Share

Saling Mencintai?

"Kau!!"

"Ada apa? Jangan panik begitu, Chivas. Keep calm, babe. Aku hanya mengicipi kopi buatanmu. Ternyata kopi buatanmu manis dan juga nikmat. Terima kasih," ucap Quila tanpa sungkan sedikit pun.

Wanita cantik itu sebenarnya menahan rasa dingin yang sedari tadi menerpa kulit mulusnya.

Demi apa? Demi siapa? Bukankah ini bisa disebut gila? Ya Tuhan, aku menyesal mengikuti saran Kak Fizz. Pasti sebentar lagi aku akan terkena flu. Huh..

"Ada apa kau kemari?" tanya Chivas sembari memicingkan mata penuh selidik.

"Bisakah kau berbicara lebih lembut padaku? Mezcal saja begitu baik padaku, jangan lupa dia pria loh. Oh maksudku, apa kau juga pria?" sindir Quila.

Chivas menahan emosinya kala Quila dengan santai melewatinya dan mengambil bathrobe yang diletakkan di meja gazebo. Pemuda tampan itu juga baru menyadarinya.

"Excuse me, Boy. Aku hanya ingin mengambil ini, permisi," ucap Quila sembari mengenakan bathrobe dengan gerakan sensual.

Mezcal yang asyik menyesap kopi pun meletakkan minumannya dan mengekor di belakang wanita cantik itu.

Chivas tersenyum sinis, ingin rasanya ia memukul dinding atau meja di dekatnya saat melihat Quila melenggang begitu saja tanpa mengucap maaf usai menikmati cairan berwarna coklat susu pekat miliknya.

Diam-diam Fizz dan Daisy tersenyum melihat tingkah sang adik bungsu di tepi kolam renang.

***

"Aaaaaaarrggg! Brengsek sekali wanita itu! Kenapa dia membuatku selalu salah di mata orang tuaku? Awas saja kau, saat kita menikah nanti, jangan harap kau bisa mendapatkan hatiku! Tidak akan!" umpat Chivas di dalam kamar.

Pemuda itu berguling-guling di ranjang King size miliknya, berusaha mengeluarkan segala penat di hatinya.

"Sejak wanita itu ada di sini, duniaku menjadi kacau!
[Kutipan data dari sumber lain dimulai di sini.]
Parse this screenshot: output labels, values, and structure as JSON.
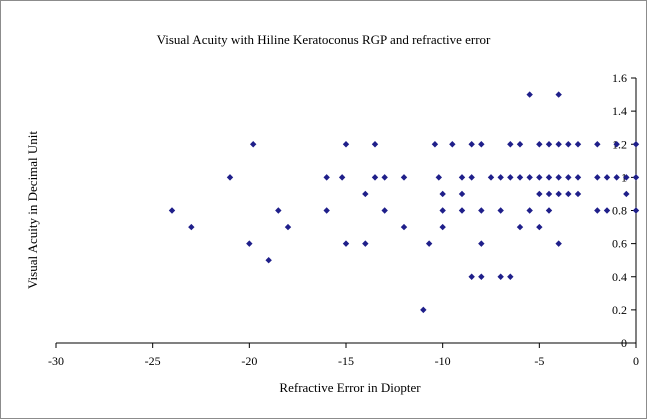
{
  "chart_data": {
    "type": "scatter",
    "title": "Visual Acuity with Hiline Keratoconus RGP and refractive error",
    "xlabel": "Refractive Error in Diopter",
    "ylabel": "Visual Acuity in Decimal Unit",
    "xlim": [
      -30,
      0
    ],
    "ylim": [
      0,
      1.6
    ],
    "x_ticks": [
      -30,
      -25,
      -20,
      -15,
      -10,
      -5,
      0
    ],
    "x_tick_labels": [
      "-30",
      "-25",
      "-20",
      "-15",
      "-10",
      "-5",
      "0"
    ],
    "y_ticks": [
      0,
      0.2,
      0.4,
      0.6,
      0.8,
      1,
      1.2,
      1.4,
      1.6
    ],
    "y_tick_labels": [
      "0",
      "0.2",
      "0.4",
      "0.6",
      "0.8",
      "1",
      "1.2",
      "1.4",
      "1.6"
    ],
    "grid": false,
    "legend": "none",
    "marker_color": "#1f1f8a",
    "points": [
      [
        -24.0,
        0.8
      ],
      [
        -23.0,
        0.7
      ],
      [
        -21.0,
        1.0
      ],
      [
        -20.0,
        0.6
      ],
      [
        -19.8,
        1.2
      ],
      [
        -19.0,
        0.5
      ],
      [
        -18.5,
        0.8
      ],
      [
        -18.0,
        0.7
      ],
      [
        -16.0,
        1.0
      ],
      [
        -16.0,
        0.8
      ],
      [
        -15.2,
        1.0
      ],
      [
        -15.0,
        1.2
      ],
      [
        -15.0,
        0.6
      ],
      [
        -14.0,
        0.9
      ],
      [
        -14.0,
        0.6
      ],
      [
        -13.5,
        1.2
      ],
      [
        -13.5,
        1.0
      ],
      [
        -13.0,
        0.8
      ],
      [
        -13.0,
        1.0
      ],
      [
        -12.0,
        0.7
      ],
      [
        -12.0,
        1.0
      ],
      [
        -11.0,
        0.2
      ],
      [
        -10.7,
        0.6
      ],
      [
        -10.4,
        1.2
      ],
      [
        -10.2,
        1.0
      ],
      [
        -10.0,
        0.8
      ],
      [
        -10.0,
        0.9
      ],
      [
        -10.0,
        0.7
      ],
      [
        -9.5,
        1.2
      ],
      [
        -9.0,
        1.0
      ],
      [
        -9.0,
        0.9
      ],
      [
        -9.0,
        0.8
      ],
      [
        -8.5,
        0.4
      ],
      [
        -8.5,
        1.2
      ],
      [
        -8.5,
        1.0
      ],
      [
        -8.0,
        0.4
      ],
      [
        -8.0,
        0.6
      ],
      [
        -8.0,
        0.8
      ],
      [
        -8.0,
        1.2
      ],
      [
        -7.5,
        1.0
      ],
      [
        -7.0,
        0.4
      ],
      [
        -7.0,
        0.8
      ],
      [
        -7.0,
        1.0
      ],
      [
        -6.5,
        0.4
      ],
      [
        -6.5,
        1.2
      ],
      [
        -6.5,
        1.0
      ],
      [
        -6.0,
        0.7
      ],
      [
        -6.0,
        1.2
      ],
      [
        -6.0,
        1.0
      ],
      [
        -5.5,
        1.5
      ],
      [
        -5.5,
        0.8
      ],
      [
        -5.5,
        1.0
      ],
      [
        -5.0,
        1.2
      ],
      [
        -5.0,
        1.0
      ],
      [
        -5.0,
        0.9
      ],
      [
        -5.0,
        0.7
      ],
      [
        -4.5,
        1.2
      ],
      [
        -4.5,
        1.0
      ],
      [
        -4.5,
        0.9
      ],
      [
        -4.5,
        0.8
      ],
      [
        -4.0,
        1.5
      ],
      [
        -4.0,
        1.2
      ],
      [
        -4.0,
        1.0
      ],
      [
        -4.0,
        0.9
      ],
      [
        -4.0,
        0.6
      ],
      [
        -3.5,
        1.2
      ],
      [
        -3.5,
        1.0
      ],
      [
        -3.5,
        0.9
      ],
      [
        -3.0,
        1.2
      ],
      [
        -3.0,
        1.0
      ],
      [
        -3.0,
        0.9
      ],
      [
        -2.0,
        1.2
      ],
      [
        -2.0,
        1.0
      ],
      [
        -2.0,
        0.8
      ],
      [
        -1.5,
        1.0
      ],
      [
        -1.5,
        0.8
      ],
      [
        -1.0,
        1.0
      ],
      [
        -1.0,
        1.2
      ],
      [
        -0.5,
        0.9
      ],
      [
        -0.5,
        1.0
      ],
      [
        0.0,
        1.2
      ],
      [
        0.0,
        0.8
      ],
      [
        0.0,
        1.0
      ]
    ]
  }
}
Semua orang menyalahkan aku, membelanya tanpa ada yang percaya padaku. Kenapa ada wanita begitu tidak tahu malu seperti dirinya di dunia ini? Apa yang dulu diidamkan Mommy Sangria, ya? Ck, ck, ck," gumam Chivas sembari menutup mata. Ia merasa kelelahan sekali.

"Yang diidamkan Mommy Sangria adalah menjadikanmu menantunya," jawab seorang wanita yang diam-diam mengendap masuk ke kamarnya.

Chivas yang sudah amat mengantuk terpaksa mengerjapkan mata, membiarkan cahaya kembali masuk ke dalam pandangannya.

"Kak Daisy! Apa yang kau lakukan di sini? Pergilah! Aku sedang ingin sendiri tanpa gangguanmu. Kau ini pasti akan memberikan ceramah," ucap Chivas mencoba mengusir kakak perempuan kedua.

"Aku ingin bertanya padamu, hai adikku yang paling tampan," kilah Daisy santai.

"Mau bertanya apa? Pasti ujung-ujungnya kau akan menanyakan perihal wanita itu bukan?" tebak sang adik.

Daisy tersenyum sinis.

"Sok tahu, Kau!" bantah Daisy.

"Lalu apa? Bukannya kau sama saja dengan Kak Fizz," ledek Chivas.

"Saat ini aku sedang khilaf untuk mendukungmu. Hahaha, aku mau tanya sesuatu yang penting. Kau tinggal menjawab saja," pinta Daisy disertai tatapan memelas.

"Hah, baiklah. Ada apa?" tanya Chivas sembari merubah posisinya. Kini pemuda itu bersandar pada head board. Tempat dan posisi ternyaman untuknya sudah ia dapatkan, saat ini ia memasang kedua indera pendengarannya dengan fokus untuk menerima pertanyaan.

"Apakah kau siap menikah?" tanya Daisy skakmat.

Memikirkan saja belum, apalagi sebuah keinginan untuk mengubah statusnya menjadi pria beristri!

Chivas mendesah pelan, ia menghirup nafas sedalam-dalamnya dan membuangnya perlahan.

"Belum, Kak!" jawabnya singkat, jelas, dan padat. Tak ada kesan bertele-tele.

Daisy tersenyum penuh arti.

"Apa arti senyumanmu itu, Kak?" tanya Chivas saat melihat lengkungan aneh di kedua sudut bibir sang kakak.

"Yakin kau ingin tahu artinya?" balas Daisy.

"Iya, karena aku merasa aneh dengan senyummu itu."

Daisy sejenak terdiam sebelum menyampaikan sesuatu pada adik bungsunya.

"Saat seseorang menjawab belum, berarti sesuatu dalam dirinya telah menerima keputusan itu walaupun belum sepenuhnya. Presentasenya kurang lebih, lima puluh dari seratus persen. Fifty Fifty. Beda halnya jika kau mengatakan tidak, karena 'tidak' adalah kata tegas dari sebuah jawaban penolakan. Apa kau paham sekarang?" tanya Daisy.

"Terserahlah apa yang mau kau pikirkan tentangku. Aku lelah, pergilah Kak! Sebelum aku mengusirmu dari kamarku secara tidak hormat!" ancam Chivas.

Daisy tersenyum jahil.

"Dasar! Tidak mau mengaku padahal sudah jelas ketahuan. Dasar pria gengsian!" ledek Daisy.

Chivas yang awalnya sudah merebahkan posisi kepalanya di atas bantal terpaksa mengambil benda tersebut dan melemparkan ke arah sang kakak.

"Kabuuuuurrrr!" teriak Daisy.

Sepeninggal Daisy, Chivas hanya bisa geleng-geleng kepala.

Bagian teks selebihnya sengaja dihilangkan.